Alzheimer’s disease (AD) is a progressive neurodegenerative disease, characterized by senile plaques (SPs) caused by amyloid beta (Aβ) deposition and neurofibrillary tangles (NFTs) of abnormal hyperphosphorylated tau protein. RAGE is a receptor of advanced glycation end-products (AGEs), which are deposited during vascular dysfunction.

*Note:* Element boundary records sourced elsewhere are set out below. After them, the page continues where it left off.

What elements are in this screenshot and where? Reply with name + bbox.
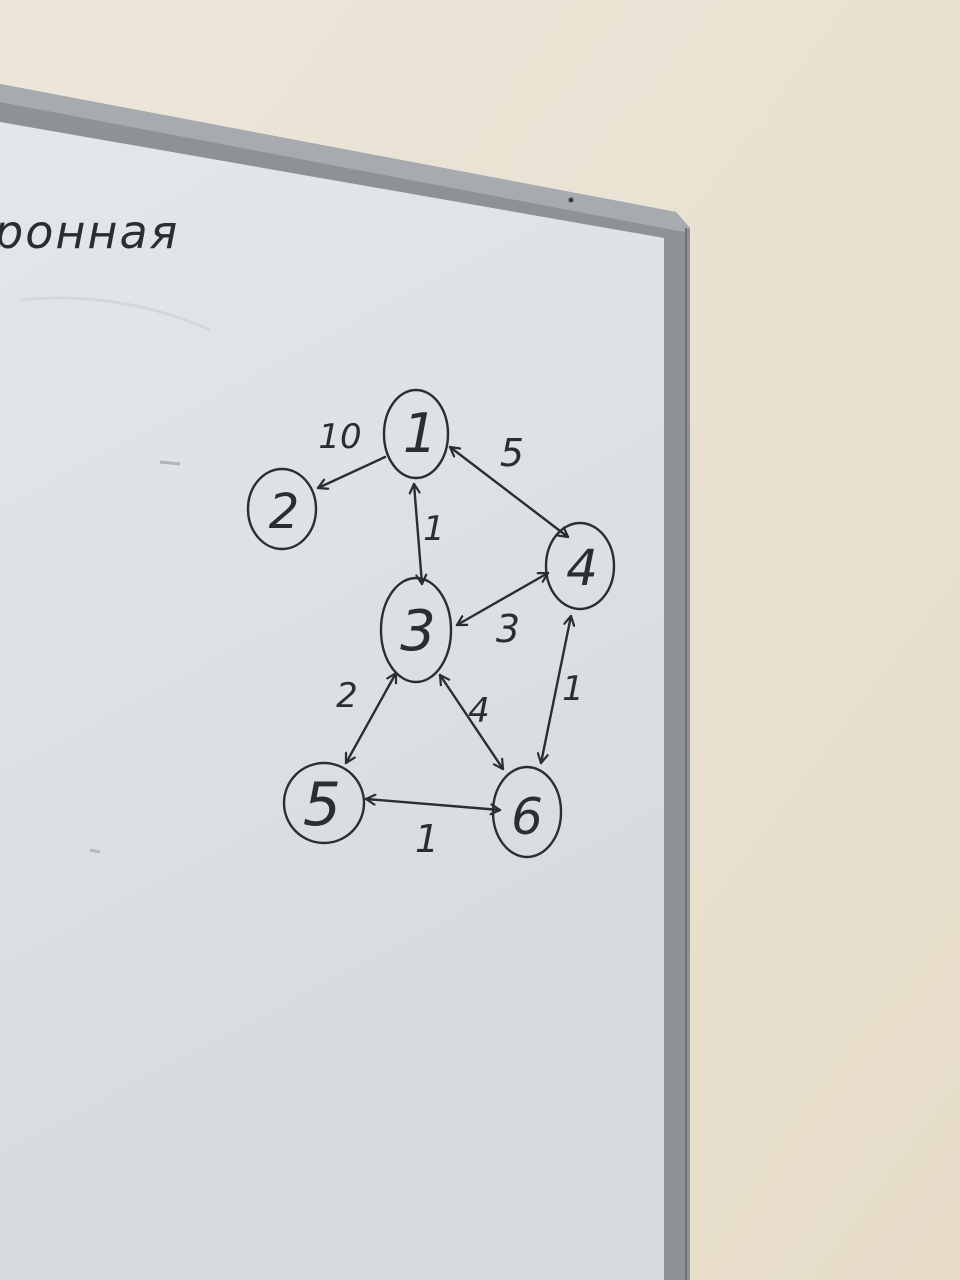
- node-labels: 1 2 3 4 5 6: [269, 402, 598, 846]
- node-5-label: 5: [303, 770, 341, 840]
- graph-nodes: [246, 388, 616, 859]
- edge-5-6: [364, 799, 502, 810]
- edge-4-6: [541, 614, 571, 765]
- node-3-label: 3: [400, 599, 436, 664]
- edge-1-3-weight: 1: [423, 509, 445, 549]
- edge-1-2: [316, 455, 387, 488]
- edge-5-6-weight: 1: [415, 817, 439, 861]
- board-surface: [0, 122, 664, 1280]
- edge-1-4-weight: 5: [500, 431, 524, 475]
- ghost-mark: [159, 460, 181, 466]
- edge-3-5: [344, 671, 398, 765]
- node-4-label: 4: [566, 539, 598, 597]
- heading-fragment: ронная: [0, 205, 179, 259]
- node-2-label: 2: [269, 484, 300, 540]
- node-3-circle: [379, 576, 453, 684]
- node-4-circle: [544, 521, 616, 611]
- node-2-circle: [246, 467, 318, 551]
- node-6-circle: [491, 765, 563, 859]
- frame-screw: [568, 197, 574, 203]
- ghost-mark: [89, 848, 101, 854]
- edge-1-2-weight: 10: [318, 417, 361, 457]
- edge-3-6-weight: 4: [468, 691, 490, 731]
- edge-3-5-weight: 2: [336, 676, 358, 716]
- node-6-label: 6: [511, 788, 543, 846]
- node-1-label: 1: [403, 402, 437, 465]
- board-frame-top-edge: [0, 84, 690, 232]
- edge-weights: 10 5 1 3 2 4 1 1: [318, 417, 583, 861]
- edge-1-3: [414, 482, 422, 586]
- edge-4-6-weight: 1: [562, 669, 584, 709]
- ghost-mark: [19, 296, 211, 332]
- edge-4-3: [455, 571, 550, 627]
- edge-3-6: [438, 673, 505, 771]
- graph-edges: [316, 445, 571, 810]
- edge-1-4: [448, 445, 570, 539]
- edge-4-3-weight: 3: [496, 607, 520, 651]
- node-5-circle: [282, 761, 366, 845]
- node-1-circle: [382, 388, 450, 480]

It may cause AD by binding Aβ and releasing reactive oxygen species (ROS), which further exacerbates Aβ deposition and eventually leads to SPs and NFTs. As it is involved in early AD, RAGE has the potential to be a more potent biomarker compared to Aβ. While positron emission tomography (PET) provides a way to detect valuable information about the underlying pathological processes many years before the appearance of clinical symptoms, a tracer that targets RAGE is needed to further reveal the role of RAGE in AD pathology and for the early diagnosis of AD. In this review, we have introduced a RAGE-targeting probe called [18F]-FPS-ZM1. With probes targeting Aβ and tau protein, the role of [18F]-FPS-ZM1 in exploring the pathogenesis of RAGE in AD was verified. Due to its high specificity and affinity for RAGE, [18F]-FPS-ZM1 is believed to provide accurate and reliable in vivo data for studying local or whole brain pathological changes. Thus, [18F]-FPS-ZM1 could greatly promote the early diagnosis and evaluation of AD and provide a way to reflect the early pathological mechanism of AD.